Use the fits and error statistics to characterize nodes of special interest because of their performance.


Each row of the table shows the fit and error statistics for a node. The best nodes are in order from least error to greatest error. The worst nodes are in order from greatest error to least error.

When you use a test data set, Minitab calculates separate statistics for the training and test data. You can compare the statistics to examine the relative performance of the tree on the training data and on new data. The test statistics are usually a better measure of how the tree performs for new data.

The fit is the mean response value of the cases in the node. The fit is the predicted value for new data that fall in the same node. Terminal nodes with fits that are different from the other terminal nodes can be of special interest because the fitted values for cases in those terminal nodes will be different.
The count is the number of cases in the node. If the analysis includes weights, then the count is the weighted count. Terminal nodes with many cases can be of special interest because these nodes typically represent more common cases.
The standard deviation is the standard deviation of the response values in the node. Terminal nodes with smaller standard deviations can be of special interest because the predictions from these nodes are more precise than for terminal nodes with larger standard deviations.
The mean square error (MSE) measures the accuracy of the node.
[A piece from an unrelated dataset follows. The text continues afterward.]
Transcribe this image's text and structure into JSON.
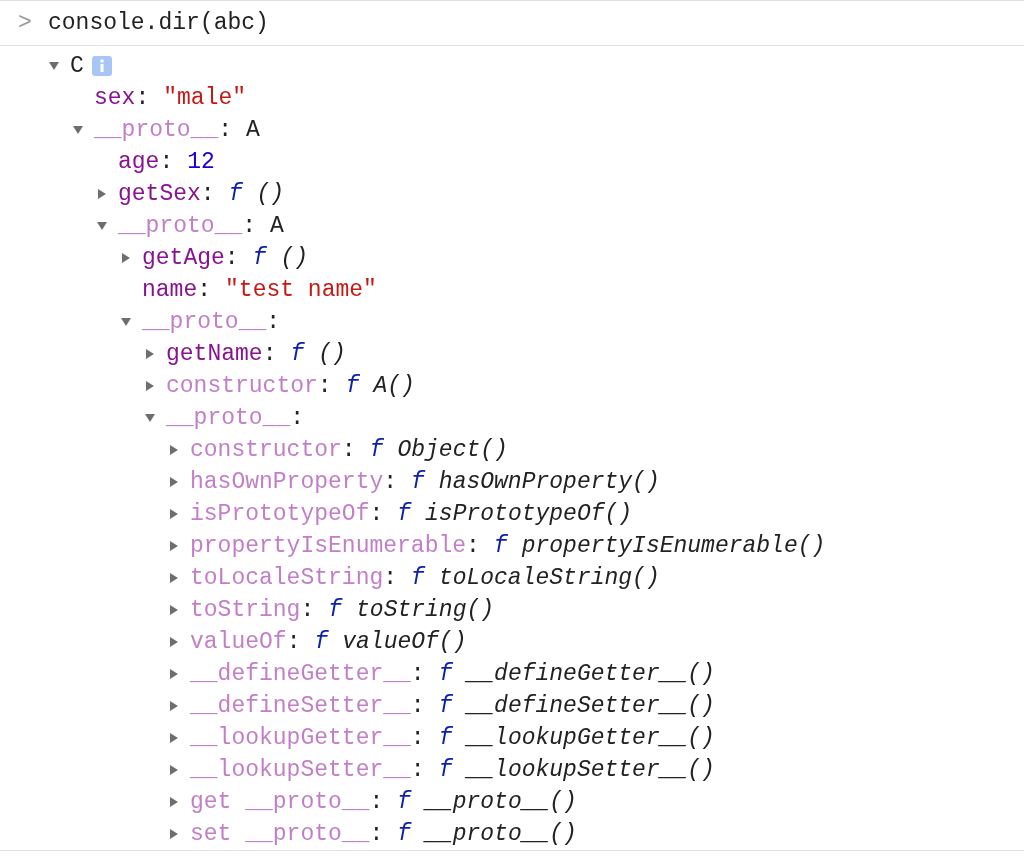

Outliers have a greater effect on MSE than on MAD and MAPE.

The mean absolute deviation (MAD) expresses accuracy in the same units as the data, which helps conceptualize the amount of error. Outliers have less of an effect on MAD than on MSE.

The mean absolute percent error (MAPE) expresses accuracy as a percentage of the error. Because the MAPE is a percentage, it can be easier to understand than the other accuracy measure statistics. For example, if the MAPE is 5, on average, the fit is off by 5%. Outliers have less of an effect on MAPE than on MSE.

However, sometimes you may see a very large value of MAPE even though the node appears to fit the data well. Examine the fitted vs actual response value plot to see if any data values are close to 0. Because MAPE divides the absolute error by the actual data, values close to 0 can greatly inflate the MAPE.